In May 2014, the FASB issued ASU 2014-09, Revenue from Contracts with Customers, which will supersede nearly all existing revenue recognition guidance under GAAP. The standard’s core principle is that a company will recognize revenue when it transfers promised goods or services to customers in an amount that reflects the consideration to which the company expects to be entitled in exchange for those goods or services.

Subsequent to the issuance of ASU 2014-09, the FASB issued various clarifications and interpretive guidance to assist entities with implementation efforts, including guidance pertaining to the presentation of revenues on a gross basis (revenues presented separately from associated expenses) versus a net basis.

The standard is effective for us beginning October 1, 2018. The standard allows for either “full retrospective” adoption, meaning the standard is applied to all of the periods presented, or “modified retrospective” adoption, meaning the standard is applied only to the most current period presented in the financial statements and utilizes a cumulative effect adjustment to retained earnings in the period of adoption to account for prior period effects rather than restating previously reported results.
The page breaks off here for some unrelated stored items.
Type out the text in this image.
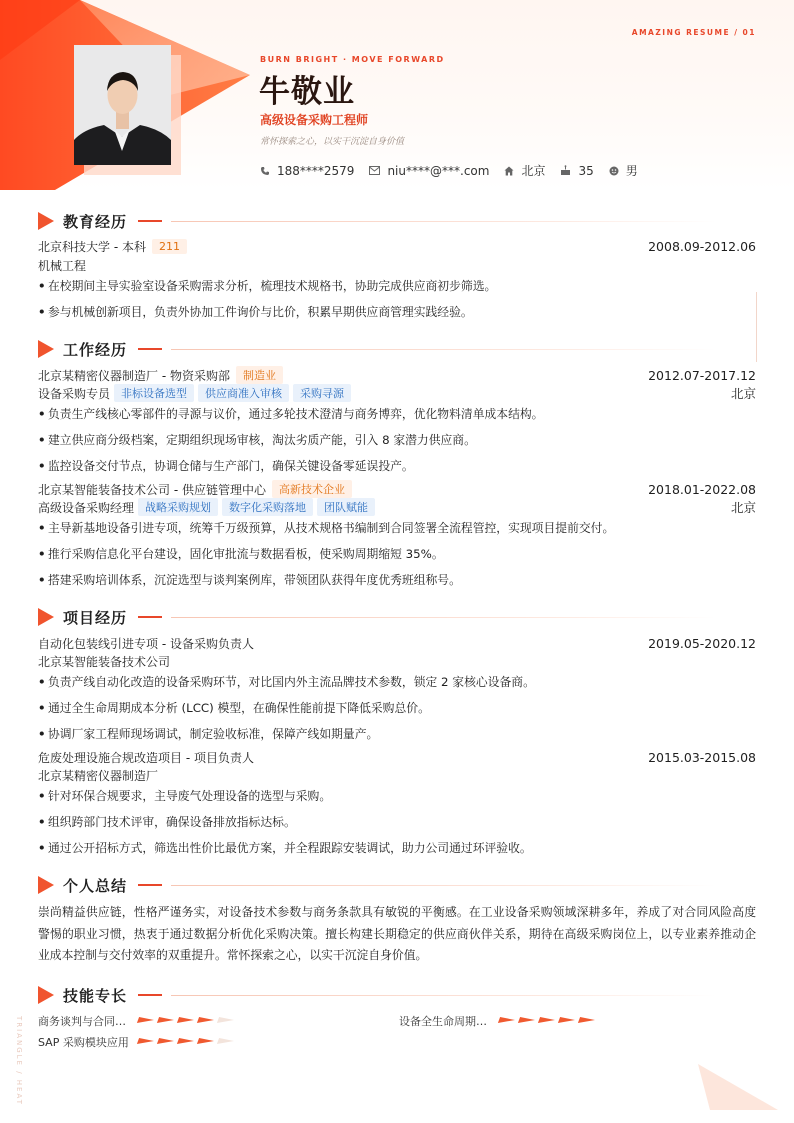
AMAZING RESUME / 01
BURN BRIGHT · MOVE FORWARD
牛敬业
高级设备采购工程师
常怀探索之心，以实干沉淀自身价值
188****2579	niu****@***.com	北京	35	男
教育经历
北京科技大学 - 本科	211	2008.09-2012.06
机械工程
• 在校期间主导实验室设备采购需求分析，梳理技术规格书，协助完成供应商初步筛选。
• 参与机械创新项目，负责外协加工件询价与比价，积累早期供应商管理实践经验。
工作经历
北京某精密仪器制造厂 - 物资采购部	制造业	2012.07-2017.12
设备采购专员	非标设备选型	供应商准入审核	采购寻源	北京
• 负责生产线核心零部件的寻源与议价，通过多轮技术澄清与商务博弈，优化物料清单成本结构。
• 建立供应商分级档案，定期组织现场审核，淘汰劣质产能，引入 8 家潜力供应商。
• 监控设备交付节点，协调仓储与生产部门，确保关键设备零延误投产。
北京某智能装备技术公司 - 供应链管理中心	高新技术企业	2018.01-2022.08
高级设备采购经理	战略采购规划	数字化采购落地	团队赋能	北京
• 主导新基地设备引进专项，统筹千万级预算，从技术规格书编制到合同签署全流程管控，实现项目提前交付。
• 推行采购信息化平台建设，固化审批流与数据看板，使采购周期缩短 35%。
• 搭建采购培训体系，沉淀选型与谈判案例库，带领团队获得年度优秀班组称号。
项目经历
自动化包装线引进专项 - 设备采购负责人	2019.05-2020.12
北京某智能装备技术公司
• 负责产线自动化改造的设备采购环节，对比国内外主流品牌技术参数，锁定 2 家核心设备商。
• 通过全生命周期成本分析 (LCC) 模型，在确保性能前提下降低采购总价。
• 协调厂家工程师现场调试，制定验收标准，保障产线如期量产。
危废处理设施合规改造项目 - 项目负责人	2015.03-2015.08
北京某精密仪器制造厂
• 针对环保合规要求，主导废气处理设备的选型与采购。
• 组织跨部门技术评审，确保设备排放指标达标。
• 通过公开招标方式，筛选出性价比最优方案，并全程跟踪安装调试，助力公司通过环评验收。
个人总结
崇尚精益供应链，性格严谨务实，对设备技术参数与商务条款具有敏锐的平衡感。在工业设备采购领域深耕多年，养成了对合同风险高度警惕的职业习惯，热衷于通过数据分析优化采购决策。擅长构建长期稳定的供应商伙伴关系，期待在高级采购岗位上，以专业素养推动企业成本控制与交付效率的双重提升。常怀探索之心，以实干沉淀自身价值。
技能专长
商务谈判与合同…	设备全生命周期…
SAP 采购模块应用
TRIANGLE / HEAT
Panhandle intends to use the modified retrospective method upon adoption.

The Company has completed its evaluation of the impact of the new standard and related interpretive guidance on its financial statements, accounting policies, internal controls, and disclosures. Based on our assessments, the standard is not expected to have a material effect on the timing or measurement of the Company's revenue recognition or its financial position, results of operations, net income, or cash flows, but is expected to have an impact on the Company's revenue-related disclosures and internal controls over financial reporting.

Other accounting standards that have been issued or proposed by the FASB, or other standards-setting bodies, that do not require adoption until a future date are not expected to have a material impact on the financial statements upon adoption.